No one realizes how important a tournament victory is to a pro angler until the winner has to talk about that victory. The moment often has long seconds of "dead air," as the winner tries to compose himself.

For instance, Elite Series angler Todd Faircloth, immediately upon mentioning the words "my family" on stage, has to stop and compose himself before uttering another word. Andy Montgomery exhibited another form of emotion Saturday. He could talk about his family, but when he started talking about bass fishing, he became an emotional mess.

When Tournament Director Chris Bowes mentioned that Montgomery's wife and son were in the audience, Montgomery corrected him by saying, no, the young boy was actually his nephew.

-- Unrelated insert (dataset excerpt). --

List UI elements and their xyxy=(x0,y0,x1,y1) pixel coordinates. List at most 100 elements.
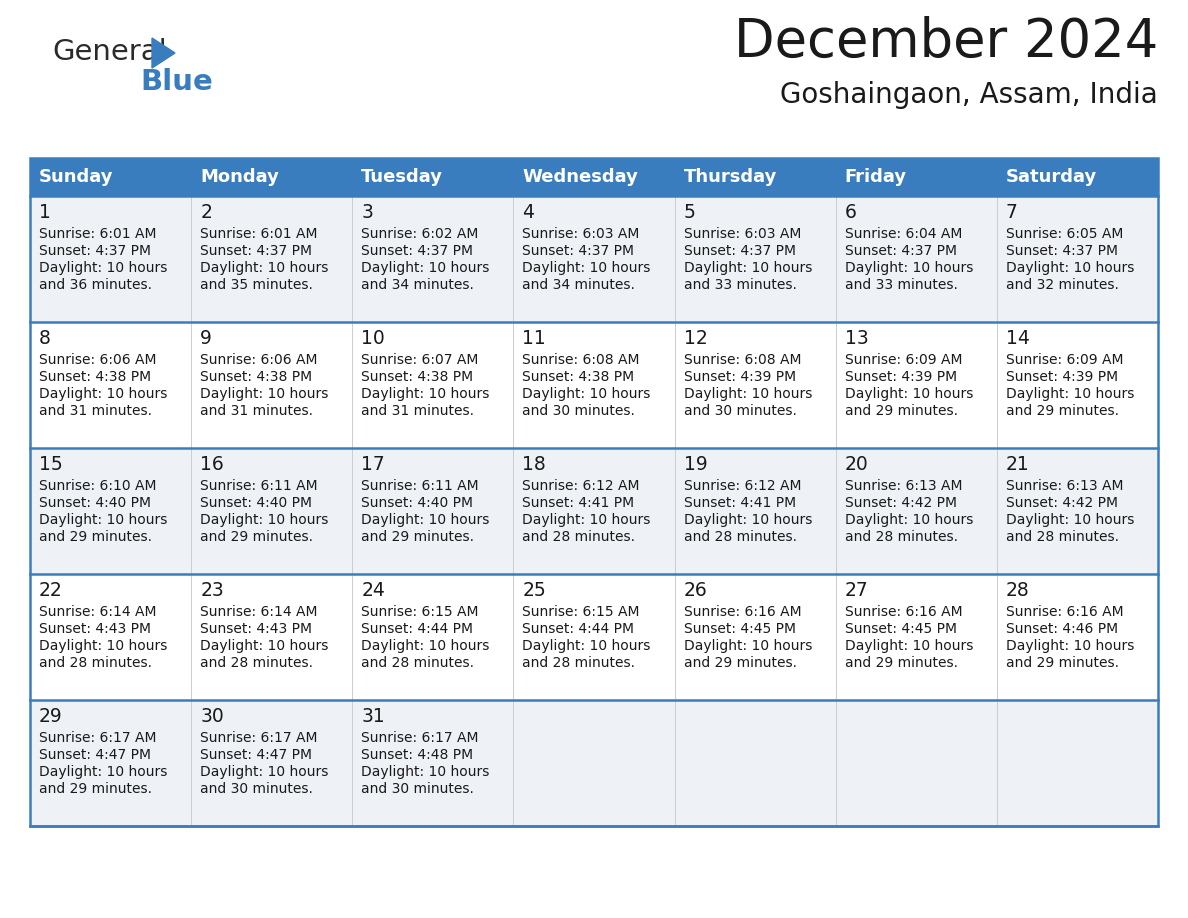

"I thought he was your son," Bowes said. "He looks just like you."

Quipped Montgomery, "He's a sexy little dude, isn't he?"

It was when Montgomery was asked to explain what the victory on Lake Norman meant to him that the resident of nearby Blacksburg, S.C., was overcome with emotion.

"I've fished one other tournament here this time of year, and I won it," Montgomery said amidst some tears. "I thought I could outlast the field on a three-day event (in the fall).

"If it had been later in the year, it would have been tough to beat Hank (Cherry) and David (Williams). They dominate (on Lake Norman) in the winter."

Cherry finished 11th after struggling Saturday. Williams, who led the first two days, struggled as well on the final day, weighing only three keepers and finishing 8th.